His gaze was very direct, and more than ever Murray had a sense of being in the presence of greatness. He did not think that he would ever be able to understand it, but it was as if the Chief of Department Z was probing into his inner consciousness, willing him to speak of something which he could not even recall. Had he forgotten anything? He stood there, half frowning, and then Craigie went on with a twist of his full lips:
‘How do you feel about the girl?’
Murray said heavily: ‘Oh. I see. I hadn’t realised . . .’
‘I know,’ said Craigie. ‘Personal feelings wouldn’t normally be in a report, but they could make a vital difference.’
‘I suppose so,’ Murray agreed, and found it surprisingly easy to talk; it was almost as if this had been on his mind, and he was anxious to talk about it, and so get it off. ‘I think I can say I’ve never felt quite the same about anyone, at any time. She—well, I suppose it’s a kind of infatuation. If she was anything other than a young girl, I’d say she was femme fatale, but with Juanita, that’s . . .’ He paused, seeking the right word.

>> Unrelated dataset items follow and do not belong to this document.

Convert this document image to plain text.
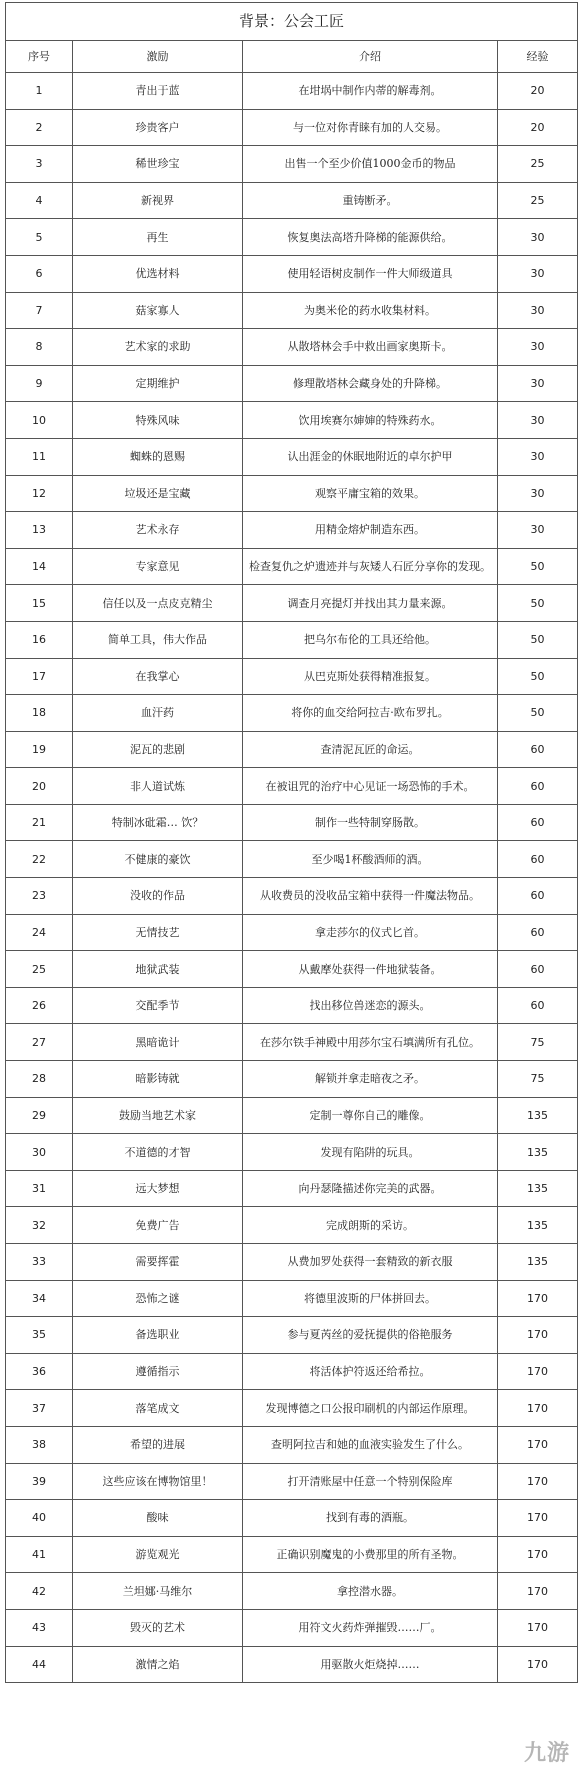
背景：公会工匠			
序号	激励	介绍	经验
1	青出于蓝	在坩埚中制作内蒂的解毒剂。	20
2	珍贵客户	与一位对你青睐有加的人交易。	20
3	稀世珍宝	出售一个至少价值1000金币的物品	25
4	新视界	重铸断矛。	25
5	再生	恢复奥法高塔升降梯的能源供给。	30
6	优选材料	使用轻语树皮制作一件大师级道具	30
7	菇家寡人	为奥米伦的药水收集材料。	30
8	艺术家的求助	从散塔林会手中救出画家奥斯卡。	30
9	定期维护	修理散塔林会藏身处的升降梯。	30
10	特殊风味	饮用埃赛尔婶婶的特殊药水。	30
11	蜘蛛的恩赐	认出涯金的休眠地附近的卓尔护甲	30
12	垃圾还是宝藏	观察平庸宝箱的效果。	30
13	艺术永存	用精金熔炉制造东西。	30
14	专家意见	检查复仇之炉遗迹并与灰矮人石匠分享你的发现。	50
15	信任以及一点皮克精尘	调查月亮提灯并找出其力量来源。	50
16	简单工具，伟大作品	把乌尔布伦的工具还给他。	50
17	在我掌心	从巴克斯处获得精准报复。	50
18	血汗药	将你的血交给阿拉吉·欧布罗扎。	50
19	泥瓦的悲剧	查清泥瓦匠的命运。	60
20	非人道试炼	在被诅咒的治疗中心见证一场恐怖的手术。	60
21	特制冰砒霜… 饮？	制作一些特制穿肠散。	60
22	不健康的豪饮	至少喝1杯酸酒师的酒。	60
23	没收的作品	从收费员的没收品宝箱中获得一件魔法物品。	60
24	无情技艺	拿走莎尔的仪式匕首。	60
25	地狱武装	从戴摩处获得一件地狱装备。	60
26	交配季节	找出移位兽迷恋的源头。	60
27	黑暗诡计	在莎尔铁手神殿中用莎尔宝石填满所有孔位。	75
28	暗影铸就	解锁并拿走暗夜之矛。	75
29	鼓励当地艺术家	定制一尊你自己的雕像。	135
30	不道德的才智	发现有陷阱的玩具。	135
31	远大梦想	向丹瑟隆描述你完美的武器。	135
32	免费广告	完成朗斯的采访。	135
33	需要挥霍	从费加罗处获得一套精致的新衣服	135
34	恐怖之谜	将德里波斯的尸体拼回去。	170
35	备选职业	参与夏芮丝的爱抚提供的俗艳服务	170
36	遵循指示	将活体护符返还给希拉。	170
37	落笔成文	发现博德之口公报印刷机的内部运作原理。	170
38	希望的进展	查明阿拉吉和她的血液实验发生了什么。	170
39	这些应该在博物馆里！	打开清账屋中任意一个特别保险库	170
40	酸味	找到有毒的酒瓶。	170
41	游览观光	正确识别魔鬼的小费那里的所有圣物。	170
42	兰坦娜·马维尔	拿控潜水器。	170
43	毁灭的艺术	用符文火药炸弹摧毁……厂。	170
44	激情之焰	用驱散火炬烧掉……	170
九游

Craigie said: ‘Unthinkable?’
Murray didn’t answer.
He couldn’t explain the attraction which the girl had for him, simply had to accept the fact that it was there. It had been, almost from the beginning. He could not get her, or her danger, out of his mind. He was desperately anxious that she should not die, as anxious that she should not suffer, and as he tried to examine his thoughts and his feelings, he knew that she was in some ways more important than anything he had yet heard about.